The typical signs of hypovitaminosis are:
- regular and severe colds;
- an exacerbation of chronic diseases;
- common illnesses and bleeding gums;
- dry and flabby skin;
- dull and brittle hair;
- soft and brittle nails;
- a propensity to experience depression and apathy;
- irritability and unnecessary anxiety;
- quick to fatigue, constant lethargy, drowsiness;
- difficulty arising in the morning and a feeling that you have not had enough sleep;
- absent-mindedness, reduced concentration, forgetfulness;
- anemia and convulsions.
However, it should also be mentioned that the occurrence of such signs cannot be unequivocally regarded as hypovitaminosis. It’s possible to make such a diagnosis yourself only when you are regularly observed by various doctors, in order to make sure, for example, that bleeding gums are not a harbinger of periodontitis, or that the stratification of your nails is not simply the result of fungal damage. In addition, dry skin and brittle hair can be caused by frosty winter air. If you notice any of the aforementioned changes to your body, it’s better to consult a qualified specialist who can prescribe you a course of vitamin therapy once they have made a correct diagnosis.

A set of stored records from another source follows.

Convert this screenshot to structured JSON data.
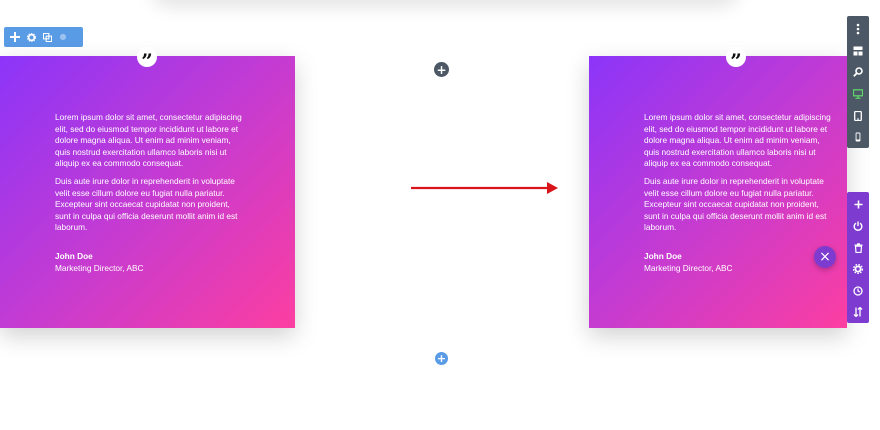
{
  "module_toolbar": {
    "icons": [
      "move-icon",
      "gear-icon",
      "duplicate-icon",
      "more-icon"
    ]
  },
  "testimonial_before": {
    "quote_glyph": "”",
    "paragraph1": "Lorem ipsum dolor sit amet, consectetur adipiscing elit, sed do eiusmod tempor incididunt ut labore et dolore magna aliqua. Ut enim ad minim veniam, quis nostrud exercitation ullamco laboris nisi ut aliquip ex ea commodo consequat.",
    "paragraph2": "Duis aute irure dolor in reprehenderit in voluptate velit esse cillum dolore eu fugiat nulla pariatur. Excepteur sint occaecat cupidatat non proident, sunt in culpa qui officia deserunt mollit anim id est laborum.",
    "author": "John Doe",
    "role": "Marketing Director, ABC"
  },
  "testimonial_after": {
    "quote_glyph": "”",
    "paragraph1": "Lorem ipsum dolor sit amet, consectetur adipiscing elit, sed do eiusmod tempor incididunt ut labore et dolore magna aliqua. Ut enim ad minim veniam, quis nostrud exercitation ullamco laboris nisi ut aliquip ex ea commodo consequat.",
    "paragraph2": "Duis aute irure dolor in reprehenderit in voluptate velit esse cillum dolore eu fugiat nulla pariatur. Excepteur sint occaecat cupidatat non proident, sunt in culpa qui officia deserunt mollit anim id est laborum.",
    "author": "John Doe",
    "role": "Marketing Director, ABC"
  },
  "colors": {
    "gradient_start": "#8b35f9",
    "gradient_end": "#fc3ea1",
    "toolbar_blue": "#5a9be6",
    "sidebar_dark": "#4c5866",
    "sidebar_purple": "#7e3bd0",
    "arrow_red": "#d9151b"
  },
  "glyphs": {
    "plus": "+",
    "close": "×"
  },
  "right_sidebar_top": [
    "more-vertical-icon",
    "layout-icon",
    "zoom-icon",
    "desktop-icon",
    "tablet-icon",
    "phone-icon"
  ],
  "right_sidebar_bottom": [
    "add-icon",
    "power-icon",
    "trash-icon",
    "gear-icon",
    "history-icon",
    "sort-icon"
  ]
}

The consumption of vitamins or vitamin complexes in accordance with a doctor’s prescription will bring great benefits to the body, rather than you independently selecting the drug. It’s very complicated to establish which vitamin deficiency is provoking a deterioration of health without preliminary medical examinations. For instance, bleeding gums can be caused by a lack of vitamin A, C, K, B3, P or simply by dry skin.

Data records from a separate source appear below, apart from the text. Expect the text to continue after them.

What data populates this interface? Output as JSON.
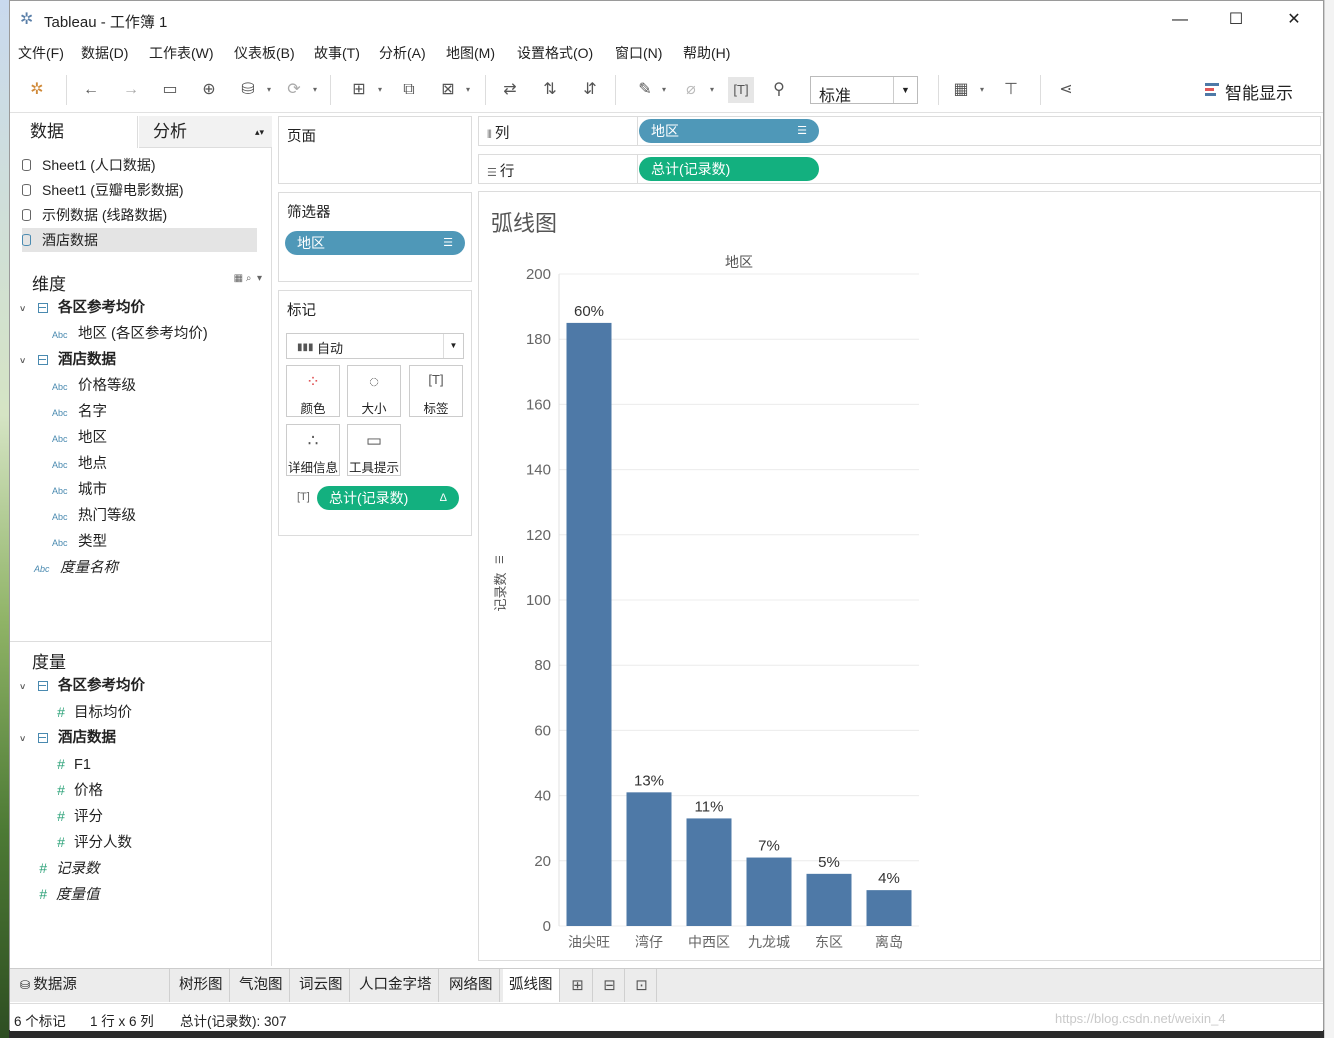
{
  "window": {
    "title": "Tableau - 工作簿 1"
  },
  "menu": [
    "文件(F)",
    "数据(D)",
    "工作表(W)",
    "仪表板(B)",
    "故事(T)",
    "分析(A)",
    "地图(M)",
    "设置格式(O)",
    "窗口(N)",
    "帮助(H)"
  ],
  "toolbar": {
    "fit": "标准",
    "show_me": "智能显示"
  },
  "data_pane": {
    "tab_data": "数据",
    "tab_analysis": "分析",
    "datasources": [
      "Sheet1 (人口数据)",
      "Sheet1 (豆瓣电影数据)",
      "示例数据 (线路数据)",
      "酒店数据"
    ],
    "dimensions_title": "维度",
    "dim_group1": "各区参考均价",
    "dim_group1_fields": [
      "地区 (各区参考均价)"
    ],
    "dim_group2": "酒店数据",
    "dim_group2_fields": [
      "价格等级",
      "名字",
      "地区",
      "地点",
      "城市",
      "热门等级",
      "类型"
    ],
    "dim_extra": "度量名称",
    "measures_title": "度量",
    "mea_group1": "各区参考均价",
    "mea_group1_fields": [
      "目标均价"
    ],
    "mea_group2": "酒店数据",
    "mea_group2_fields": [
      "F1",
      "价格",
      "评分",
      "评分人数"
    ],
    "mea_extra": [
      "记录数",
      "度量值"
    ],
    "abc_label": "Abc",
    "hash_label": "#"
  },
  "cards": {
    "pages": "页面",
    "filters": "筛选器",
    "filter_pill": "地区",
    "marks": "标记",
    "marks_type": "自动",
    "mark_buttons": [
      "颜色",
      "大小",
      "标签",
      "详细信息",
      "工具提示"
    ],
    "marks_pill": "总计(记录数)"
  },
  "shelves": {
    "columns_label": "列",
    "columns_pill": "地区",
    "rows_label": "行",
    "rows_pill": "总计(记录数)"
  },
  "viz": {
    "title": "弧线图"
  },
  "chart_data": {
    "type": "bar",
    "title": "",
    "header": "地区",
    "ylabel": "记录数",
    "categories": [
      "油尖旺",
      "湾仔",
      "中西区",
      "九龙城",
      "东区",
      "离岛"
    ],
    "values": [
      185,
      41,
      33,
      21,
      16,
      11
    ],
    "data_labels": [
      "60%",
      "13%",
      "11%",
      "7%",
      "5%",
      "4%"
    ],
    "ylim": [
      0,
      200
    ],
    "yticks": [
      0,
      20,
      40,
      60,
      80,
      100,
      120,
      140,
      160,
      180,
      200
    ],
    "bar_color": "#4e79a7",
    "grid": true
  },
  "sheet_tabs": {
    "datasource": "数据源",
    "tabs": [
      "树形图",
      "气泡图",
      "词云图",
      "人口金字塔",
      "网络图",
      "弧线图"
    ],
    "active": "弧线图"
  },
  "status": {
    "marks": "6 个标记",
    "rows_cols": "1 行 x 6 列",
    "sum": "总计(记录数): 307"
  },
  "watermark": "https://blog.csdn.net/weixin_4"
}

Family doctors recommend choosing vitamins only after a preliminary blood test for their content of vitamins. Any recommended guidance and prescription of drugs should be entrusted to a specialist, and not undertaken independently.
With the arrival of spring, it’s necessary to both replenish the missing vitamins by consuming sufficient medication as well as by supplementing your balance of nutrients naturally, i.e. diversifying your menu and adding seasonal fruits and vegetables. If taking medication doesn’t result in any improvement to your overall health, this is a definite reason to seek professional assistance.